Generic Attention-model Explainability

Generic Attention-model Explainability for Interpreting Bi-Modal and Encoder-Decoder Transformers

Can be used to explain models like CLIP. This is how it works:

  1. First, let us define an input image x_image and a list of input texts [a, b, c] where a, b and c can be any strings which can be tokenized and fed into the model.

    input_texts = ["a bald man", "a rocket in space", "a man"]
  2. We do a forward pass with a tokenized image and text(s) on CLIP, and obtain logits_per_image and logits_per_text. Each item within these tensors correspond to a and b and c respectvely.
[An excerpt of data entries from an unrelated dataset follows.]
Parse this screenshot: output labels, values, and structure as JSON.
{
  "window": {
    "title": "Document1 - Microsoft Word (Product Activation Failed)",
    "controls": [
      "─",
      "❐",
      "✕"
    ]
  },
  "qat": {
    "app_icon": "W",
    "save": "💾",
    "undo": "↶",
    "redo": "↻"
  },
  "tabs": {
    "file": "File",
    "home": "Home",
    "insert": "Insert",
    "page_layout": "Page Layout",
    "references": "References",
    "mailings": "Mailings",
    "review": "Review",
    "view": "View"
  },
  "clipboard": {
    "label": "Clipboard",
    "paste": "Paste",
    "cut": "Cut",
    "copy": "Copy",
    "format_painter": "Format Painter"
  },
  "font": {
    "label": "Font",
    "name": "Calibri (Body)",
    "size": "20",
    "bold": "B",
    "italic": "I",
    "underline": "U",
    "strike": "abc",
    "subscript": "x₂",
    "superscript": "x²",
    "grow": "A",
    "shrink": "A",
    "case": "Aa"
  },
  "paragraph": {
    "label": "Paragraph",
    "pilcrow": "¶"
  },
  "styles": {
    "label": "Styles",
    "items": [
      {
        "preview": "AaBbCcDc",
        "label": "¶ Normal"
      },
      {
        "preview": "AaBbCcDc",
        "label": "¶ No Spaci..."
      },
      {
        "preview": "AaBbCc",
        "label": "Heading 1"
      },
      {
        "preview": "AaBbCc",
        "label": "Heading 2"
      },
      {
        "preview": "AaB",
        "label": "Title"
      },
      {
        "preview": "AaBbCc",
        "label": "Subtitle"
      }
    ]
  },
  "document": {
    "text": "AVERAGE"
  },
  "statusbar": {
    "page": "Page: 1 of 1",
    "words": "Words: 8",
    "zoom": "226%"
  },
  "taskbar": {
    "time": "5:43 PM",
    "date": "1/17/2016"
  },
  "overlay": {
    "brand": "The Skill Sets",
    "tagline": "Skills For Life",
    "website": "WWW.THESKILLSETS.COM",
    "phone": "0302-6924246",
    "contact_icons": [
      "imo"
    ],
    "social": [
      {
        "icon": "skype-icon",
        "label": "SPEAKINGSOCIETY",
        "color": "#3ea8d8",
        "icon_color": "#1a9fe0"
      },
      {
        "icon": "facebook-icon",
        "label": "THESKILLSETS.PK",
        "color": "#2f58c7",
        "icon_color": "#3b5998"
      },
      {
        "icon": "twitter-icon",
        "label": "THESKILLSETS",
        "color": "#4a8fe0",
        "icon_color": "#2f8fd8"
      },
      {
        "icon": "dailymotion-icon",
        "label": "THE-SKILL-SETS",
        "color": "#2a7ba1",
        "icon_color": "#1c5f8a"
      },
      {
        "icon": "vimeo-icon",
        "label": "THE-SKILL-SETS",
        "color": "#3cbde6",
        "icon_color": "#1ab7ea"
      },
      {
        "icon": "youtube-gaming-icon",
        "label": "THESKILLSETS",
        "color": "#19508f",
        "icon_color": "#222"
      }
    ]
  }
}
        'logits_per_image': tensor([[22.7188, 16.1094, 23.4219]]), ## shape: 1,3
        'logits_per_text': tensor([[22.7344],[16.1250],[23.4219]]) ## shape: 3,1
  3. We run a softmax over logits_per_image on the last dim and get a nice probability map with a sum of 1 (we also convert it to numpy). Let’s call it probs:

        'probs': array([[3.311e-01, 4.461e-04, 6.685e-01]]
  4. We then choose a target index w.r.t which we want to find the relevance mapping. The index here refers to the index of one the input texts which refers to a, b or c. For now, let’s set index = 0

  5. Now, we create a tensor with all zeros called one_hot which has the same shape as logits_per_image i.e (1, 3) and set one_hot[0, index] = 0. This tensor has requires_grad set to true which will come to play later on:

        'one_hot': tensor([[1., 0., 0.]], requires_grad=True)
  6. We calculate a “loss” which is defined as shown below and do a backward pass over through the model. one_hot * logits_per_image masks logits_per_image to only include the logit corresponding to index. So in this case loss = 22.7188

    loss = torch.sum(one_hot * logits_per_image)
  7. Now, let us assume that we have n layers in the model with attention outputs. Out of which we select the last layer for our work, let us call it block. The output of the attention layer would be a 3D tensor of shape which looks something like: [12, 50, 50]. We select a subset of these layers for our experiments.

  8. We make an identity matrix R (probably means to “results”) of shape (d , d) where d is the length of the last dim of the attention outputs of the model. In this case, d is 50.

  9. Using forward and backward hooks, we capture the outputs of the attention layer(s) into 2 attributes both of which have shape (12, 50, 50):

  10. we do the following with block.attn_probs and block.attn_grad iteratively for each block:

    y = block.attn_probs * block.attn_grad  ## y.shape = (12, 50, 50)
    y = cam.clamp(min=0).mean(dim=0)  ## y.shape = (50,50)
    R += torch.matmul(cam, R)  ## R.shape = (50,50) 
  11. We then set R[0, 0] = 0 for some reason which I’m not sure of rn.

  12. Then we obtain a 2D heatmap by selecting a specific subset of R which is R[0, 1:] (which comes to be of shape (49,)) and reshape it to (7,7).

  13. Finally, we scale this heatmap and resize it to be of the same height and width as of the original input image.